Mas, sair de uma "quarta-feira" pra cair num
"Rei" é demais. Nem que este Rei seja de além-mar,
que esteja vestido de arminho e coroa, que seja reverenciado como
um ídolo, um semi-deus. Estava esquecendo, poderia ser rei do
pó, do rock, do futebol. O que me incomoda, já disse, é sair
de uma quarta-feira e cair num império com Rei e tudo. Foi
assim, com esta preocupação com o tema da semana, que fui
dormir ontem a noite.
Como dizia, dormi preocupada com a data de entrega, com aquele
compromisso de produzir. Precisava puxar um Rei da sacola como um
coelho da cartola, um Rei a quem devemos reverência, o que
representa o povo, as conquistas de impérios, o ídolo. Bom,
como dizia, o travesseiro era fofo e cobria minhas orelhas, o
cansaço grande, e o sono debruçou sobre os fios dos meus
cabelos e falou para o silêncio:
- Você precisa ir até o Rei.
- Rei? Pra que eu preciso ver o Rei? - argumentei.

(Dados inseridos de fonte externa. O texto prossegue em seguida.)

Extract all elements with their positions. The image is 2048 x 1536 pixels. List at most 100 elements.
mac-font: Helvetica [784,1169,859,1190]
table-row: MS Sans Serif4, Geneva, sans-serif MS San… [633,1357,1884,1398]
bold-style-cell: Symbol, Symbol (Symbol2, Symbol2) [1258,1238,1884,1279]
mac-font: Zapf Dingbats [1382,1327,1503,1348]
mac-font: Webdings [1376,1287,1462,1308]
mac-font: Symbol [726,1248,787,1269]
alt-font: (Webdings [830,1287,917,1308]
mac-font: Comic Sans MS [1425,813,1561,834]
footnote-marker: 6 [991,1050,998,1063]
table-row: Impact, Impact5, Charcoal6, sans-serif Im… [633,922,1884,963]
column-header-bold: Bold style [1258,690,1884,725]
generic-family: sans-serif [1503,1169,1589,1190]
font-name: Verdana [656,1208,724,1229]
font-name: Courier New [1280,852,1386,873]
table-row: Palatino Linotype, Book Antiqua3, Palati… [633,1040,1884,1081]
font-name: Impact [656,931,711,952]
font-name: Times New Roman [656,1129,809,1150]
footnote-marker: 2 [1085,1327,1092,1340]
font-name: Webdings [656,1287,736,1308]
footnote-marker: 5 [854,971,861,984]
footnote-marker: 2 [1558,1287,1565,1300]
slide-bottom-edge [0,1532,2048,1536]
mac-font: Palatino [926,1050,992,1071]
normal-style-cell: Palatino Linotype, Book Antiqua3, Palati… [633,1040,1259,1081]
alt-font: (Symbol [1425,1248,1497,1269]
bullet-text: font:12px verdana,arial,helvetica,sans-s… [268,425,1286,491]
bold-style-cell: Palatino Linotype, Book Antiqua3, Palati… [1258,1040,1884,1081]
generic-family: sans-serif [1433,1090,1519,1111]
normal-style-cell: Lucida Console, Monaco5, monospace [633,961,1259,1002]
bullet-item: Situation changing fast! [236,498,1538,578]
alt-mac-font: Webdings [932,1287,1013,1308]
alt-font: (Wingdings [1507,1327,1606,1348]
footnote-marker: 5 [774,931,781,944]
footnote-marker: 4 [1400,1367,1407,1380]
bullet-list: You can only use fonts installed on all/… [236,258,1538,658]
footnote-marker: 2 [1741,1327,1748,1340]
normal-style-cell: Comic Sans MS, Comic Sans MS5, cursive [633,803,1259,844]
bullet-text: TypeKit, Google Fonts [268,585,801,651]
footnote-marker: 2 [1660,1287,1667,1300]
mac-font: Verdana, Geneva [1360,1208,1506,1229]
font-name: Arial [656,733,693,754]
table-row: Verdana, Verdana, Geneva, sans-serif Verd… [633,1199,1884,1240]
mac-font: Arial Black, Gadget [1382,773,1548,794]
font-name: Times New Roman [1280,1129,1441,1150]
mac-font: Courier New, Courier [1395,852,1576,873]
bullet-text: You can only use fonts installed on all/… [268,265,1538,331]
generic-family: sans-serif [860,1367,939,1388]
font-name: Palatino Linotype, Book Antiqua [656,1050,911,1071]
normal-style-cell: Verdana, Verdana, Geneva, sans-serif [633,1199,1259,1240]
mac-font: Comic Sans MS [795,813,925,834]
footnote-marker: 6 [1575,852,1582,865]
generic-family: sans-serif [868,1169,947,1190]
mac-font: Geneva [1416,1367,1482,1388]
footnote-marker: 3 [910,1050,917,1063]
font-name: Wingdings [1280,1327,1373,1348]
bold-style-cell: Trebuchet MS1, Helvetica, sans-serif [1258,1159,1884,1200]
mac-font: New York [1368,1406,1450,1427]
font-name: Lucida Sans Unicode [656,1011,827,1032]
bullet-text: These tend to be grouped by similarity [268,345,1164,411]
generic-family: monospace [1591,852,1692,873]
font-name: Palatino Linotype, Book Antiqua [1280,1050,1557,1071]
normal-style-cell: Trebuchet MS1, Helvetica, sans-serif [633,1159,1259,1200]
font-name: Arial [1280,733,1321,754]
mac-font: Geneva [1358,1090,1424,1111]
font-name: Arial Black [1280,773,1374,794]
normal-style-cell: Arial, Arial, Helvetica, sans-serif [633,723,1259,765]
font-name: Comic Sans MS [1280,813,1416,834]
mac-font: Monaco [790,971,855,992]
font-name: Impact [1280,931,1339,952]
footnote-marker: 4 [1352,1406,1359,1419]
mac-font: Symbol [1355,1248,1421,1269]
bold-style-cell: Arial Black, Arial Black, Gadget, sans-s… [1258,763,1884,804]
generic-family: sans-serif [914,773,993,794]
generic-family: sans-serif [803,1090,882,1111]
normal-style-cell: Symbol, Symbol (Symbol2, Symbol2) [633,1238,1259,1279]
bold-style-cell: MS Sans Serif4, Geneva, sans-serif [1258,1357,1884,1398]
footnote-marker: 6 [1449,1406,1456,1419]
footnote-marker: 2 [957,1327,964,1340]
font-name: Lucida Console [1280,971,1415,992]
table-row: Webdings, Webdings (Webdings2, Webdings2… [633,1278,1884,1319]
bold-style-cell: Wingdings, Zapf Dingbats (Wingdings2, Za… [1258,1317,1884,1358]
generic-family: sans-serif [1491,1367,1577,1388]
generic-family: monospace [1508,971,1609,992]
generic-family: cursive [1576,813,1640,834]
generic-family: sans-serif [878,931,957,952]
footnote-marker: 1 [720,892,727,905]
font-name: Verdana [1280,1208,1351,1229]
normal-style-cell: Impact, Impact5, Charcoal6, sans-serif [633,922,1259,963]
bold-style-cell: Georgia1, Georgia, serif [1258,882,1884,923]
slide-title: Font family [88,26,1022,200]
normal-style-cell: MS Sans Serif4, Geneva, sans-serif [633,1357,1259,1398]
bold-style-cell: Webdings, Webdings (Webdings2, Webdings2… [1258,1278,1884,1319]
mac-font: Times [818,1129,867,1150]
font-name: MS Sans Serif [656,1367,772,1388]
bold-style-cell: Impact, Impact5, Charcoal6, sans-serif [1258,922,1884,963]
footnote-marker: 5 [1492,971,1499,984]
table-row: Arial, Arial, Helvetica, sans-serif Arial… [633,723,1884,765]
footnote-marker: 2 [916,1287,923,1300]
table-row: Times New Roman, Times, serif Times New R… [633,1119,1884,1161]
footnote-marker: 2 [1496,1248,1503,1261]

- Oras, falou o sono, pra ser admitida no reino.
Sabe como é, eu pra esta história de sonhos tenho o maior
respeito. Sou capaz de ir dormir só pra resolver questões que
as horas claras me apresentam. E lá estava, sem entender o
porquê tinha de chegar até o Rei, e mais, esperando admissão
neste reino. Pra quê? De qualquer maneira resolvi tirar o
assunto a limpo porque estas vozes oníricas são malandras,
capciosas.
- Como chego até lá? O que devo buscar? - perguntei.
- Precisa ir correndo através dos 30 mundos e não esquecer de
levar a sua carteira de identidade. Quando chegar lá, se chegar,
o Rei pode te acolher ou te mandar voltar.
- Então eu não vou. Pra quê?
- Por que você já não tem alternativa. Daqui onde está é ir
ou ir. E não se esqueça, responda as perguntas que o rei fizer
corretamente.
Eu sabia que não era assim tão simples, ainda mais num sonho
com prazo de entrega. Saí vestida como corredora, levando água
num cantil preso à cintura, lenço para enxugar a fronte do
suor, óculos escuros para o sol que enfrentaria, boné e um
tênis bem confortável. A carteira de identidade na mão
esquerda e foi dado o primeiro passo.
No primeiro quilômetro achei que já havia ultrapassado um mundo
mas, como ainda me faltavam 29 para vencer, senti o quanto a
identidade iria me pesar na mão esquerda. Passei-a pra direita.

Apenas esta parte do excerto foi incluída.